La Noche en Blanco de Alcalá de Henares suele ser un modesto remedo de la que se celebra bianualmente en la vecina Madrid. Todo ello no tiene otra intención que la de pasar unas horas en vela, hasta que la madrugada lo devuelva a uno a la realidad, tras el disfrute de una noche divertida e hipnótica. Ésa es, al menos, la declaración de principios. Dadas las dimensiones culturales de la ciudad complutense y los espacios que podrían utilizarse para este evento, cabe esperar de él resultados más que dignos y, sin embargo, éstos terminan sin alcanzar ese nivel de excelencia.
Incluir en La Noche en Blanco el Museo Arqueológico Regional, cuyas puertas están siempre abiertas de forma gratuita, no parece que añada nada extraordinario al programa. Ni tampoco ocurre así con otros tantos monumentos, donde lo único insólito es que posterguen su hora de cierre hasta la media noche.
Aparte de los conciertos que se celebraron en varias plazas, muchos de ellos muy meritorios (fantástico el talento y calidad de los músicos de Boys of the Hills, acompañados del mítico integrante de los Chieftains, Kevin Conneff: música celta cien por cien), hubo otros actos que se reducían a una cata de aceites para cuatro personas, o a otra de vinos para un número similar de participantes; o qué decir de las dos chicas que decoraban con henna las manos de quienes quisieran, debiendo soportar colas interminables, llevar en su piel un motivo bereber.
Sí se apreció la animación y afluencia de gente por todo el casco histórico, en busca de qué hacer a cada momento, según los hitos marcados en el programa.
Pero lo que refleja con claridad el patente "quiero y no puedo" de esa descuidada Noche en Blanco es el acto con el que se invita a la comunidad búlgara de Alcalá a compartir con nosotros su cultura y tradiciones. En un recinto diminuto aunque agradable, varios bailarines y cantantes hacen gala de sus habilidades y trajes típicos. Hasta aquí todo correcto, dado que el coro de voces búlgaras suena delicioso y que las danzas pueden apreciarse con claridad, a pesar de toda la gravilla que van removiendo con cada pisada.
En un momento dado, se coloca un atril en el espacio a nivel del suelo que ha servido de escenario para los cantantes. Entonces, vemos pasar al recinto al embajador de Bulgaria, acompañado de algunos de los archiconocidos rostros de la política local. Entiendo que su presencia quiere aportar un toque oficial a la inauguración de una exposición sobre el alfabeto búlgaro.

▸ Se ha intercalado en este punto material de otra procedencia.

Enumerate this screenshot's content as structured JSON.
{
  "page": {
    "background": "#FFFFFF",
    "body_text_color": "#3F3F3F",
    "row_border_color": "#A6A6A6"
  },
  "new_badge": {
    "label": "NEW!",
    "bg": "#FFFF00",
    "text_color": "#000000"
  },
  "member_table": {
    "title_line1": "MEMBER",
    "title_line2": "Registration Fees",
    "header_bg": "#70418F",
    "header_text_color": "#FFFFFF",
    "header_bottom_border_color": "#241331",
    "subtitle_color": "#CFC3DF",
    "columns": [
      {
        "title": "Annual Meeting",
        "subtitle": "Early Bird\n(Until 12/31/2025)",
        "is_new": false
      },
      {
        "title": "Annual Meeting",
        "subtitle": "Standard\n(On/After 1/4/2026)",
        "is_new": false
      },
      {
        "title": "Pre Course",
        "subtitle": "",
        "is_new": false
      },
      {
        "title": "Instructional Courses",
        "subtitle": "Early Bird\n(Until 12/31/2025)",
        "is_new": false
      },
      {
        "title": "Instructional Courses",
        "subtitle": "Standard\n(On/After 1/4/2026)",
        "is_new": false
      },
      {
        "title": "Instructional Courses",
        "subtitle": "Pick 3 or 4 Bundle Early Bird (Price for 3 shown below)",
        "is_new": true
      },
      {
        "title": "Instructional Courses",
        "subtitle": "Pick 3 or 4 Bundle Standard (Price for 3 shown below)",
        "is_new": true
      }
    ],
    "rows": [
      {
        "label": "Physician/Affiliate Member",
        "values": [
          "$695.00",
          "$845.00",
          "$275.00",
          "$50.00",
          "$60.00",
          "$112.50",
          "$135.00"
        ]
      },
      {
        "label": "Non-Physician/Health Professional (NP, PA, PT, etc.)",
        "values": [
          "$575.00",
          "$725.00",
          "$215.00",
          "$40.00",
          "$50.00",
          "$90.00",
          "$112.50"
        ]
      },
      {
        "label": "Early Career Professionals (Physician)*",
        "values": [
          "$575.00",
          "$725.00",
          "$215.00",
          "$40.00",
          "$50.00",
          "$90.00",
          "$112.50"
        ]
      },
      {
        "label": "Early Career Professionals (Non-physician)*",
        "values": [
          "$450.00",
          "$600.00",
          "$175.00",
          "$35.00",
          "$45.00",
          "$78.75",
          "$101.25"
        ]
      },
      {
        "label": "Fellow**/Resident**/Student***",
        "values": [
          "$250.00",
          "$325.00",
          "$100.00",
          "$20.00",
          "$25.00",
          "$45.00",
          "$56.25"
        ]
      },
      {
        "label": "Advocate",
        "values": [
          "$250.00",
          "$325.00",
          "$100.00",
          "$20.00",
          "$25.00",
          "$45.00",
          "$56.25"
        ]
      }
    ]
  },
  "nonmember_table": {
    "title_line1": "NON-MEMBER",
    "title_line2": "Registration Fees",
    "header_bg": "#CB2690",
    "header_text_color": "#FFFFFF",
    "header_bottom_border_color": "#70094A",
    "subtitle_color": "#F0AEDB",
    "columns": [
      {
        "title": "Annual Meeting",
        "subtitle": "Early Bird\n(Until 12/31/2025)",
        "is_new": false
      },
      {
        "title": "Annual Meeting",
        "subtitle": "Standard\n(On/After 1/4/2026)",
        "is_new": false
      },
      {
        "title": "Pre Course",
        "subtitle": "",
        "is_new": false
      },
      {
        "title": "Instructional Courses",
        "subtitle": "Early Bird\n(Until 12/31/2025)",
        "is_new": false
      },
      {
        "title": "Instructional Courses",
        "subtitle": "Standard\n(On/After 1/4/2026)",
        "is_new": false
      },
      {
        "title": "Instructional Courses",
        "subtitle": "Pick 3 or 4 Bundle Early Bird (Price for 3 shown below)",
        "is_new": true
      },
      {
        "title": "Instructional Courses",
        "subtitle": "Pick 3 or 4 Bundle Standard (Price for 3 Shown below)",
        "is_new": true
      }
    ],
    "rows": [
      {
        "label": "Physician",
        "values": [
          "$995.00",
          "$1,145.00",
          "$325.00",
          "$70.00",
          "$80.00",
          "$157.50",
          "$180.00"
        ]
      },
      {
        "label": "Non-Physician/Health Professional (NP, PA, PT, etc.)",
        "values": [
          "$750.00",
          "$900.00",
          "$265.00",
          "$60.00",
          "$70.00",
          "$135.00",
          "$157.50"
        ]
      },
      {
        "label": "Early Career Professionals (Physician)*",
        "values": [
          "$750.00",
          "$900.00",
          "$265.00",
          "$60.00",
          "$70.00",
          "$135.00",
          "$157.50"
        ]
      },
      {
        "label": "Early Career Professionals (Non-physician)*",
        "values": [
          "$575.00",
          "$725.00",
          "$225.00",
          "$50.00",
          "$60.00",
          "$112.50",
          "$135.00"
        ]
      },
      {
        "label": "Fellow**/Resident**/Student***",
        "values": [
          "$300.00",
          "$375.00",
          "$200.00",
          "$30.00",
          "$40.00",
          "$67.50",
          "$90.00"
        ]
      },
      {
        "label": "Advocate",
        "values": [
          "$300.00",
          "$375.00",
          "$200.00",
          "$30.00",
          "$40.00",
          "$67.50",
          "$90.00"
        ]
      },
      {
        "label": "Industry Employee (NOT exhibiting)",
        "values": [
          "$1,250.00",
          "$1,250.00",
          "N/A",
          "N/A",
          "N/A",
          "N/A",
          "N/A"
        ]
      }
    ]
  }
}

Con abundancia de palabras grandilocuentes, el alcalde y el embajador, entre continuos elogios mutuos, hacen una presentación de la exposición que se abrirá seguidamente en una sala contigua. Se trata de la recreación artística de todas las letras del albabeto búlgaro por medio de carteles creados por artistas de todo el mundo. Atractivo, ¿no?
Pero mis sospechas de que tanta pompa y boato son preámbulo de una exposición importante acaban desinfladas cuando en la sala que alberga los carteles no encuentro más que láminas de cartón pluma colgadas de cadenitas, sin una explicación clara de qué representa cada una de ellas. Tampoco veo que la muestra se complete con información sobre el alfabeto cirílico, uno de los tres que utilizamos en Europa, aparte del latino y el griego.
Los inauguradores parecen muy satisfechos con el producto, hasta que uno de los carteles se desprende de su cadena correspondiente, va a dar contra el suelo y queda dañado por una de sus esquinas. El embajador mira alrededor, y su alrededor mira a su vez hacia más allá, en busca, tal vez, de alguien competente sea capaz de arreglar el desastre. En fin, ése es el instante en que, inundado de vergüenza ajena, uno debe abandonar el lugar, en busca de otros actos que, han quedado marcados desde su inicio por la impronta de lo torpe y desmañado.
Imposible ya que la madrugada le de a uno en las narices con el primer rayo de sol, pues la Noche pasa del Blanco al Negro no más allá de las tres de la noche. ¿Y qué queda? Pues poco más que los garitos de todos los fines de semana, donde creo que se habla poco de cultura.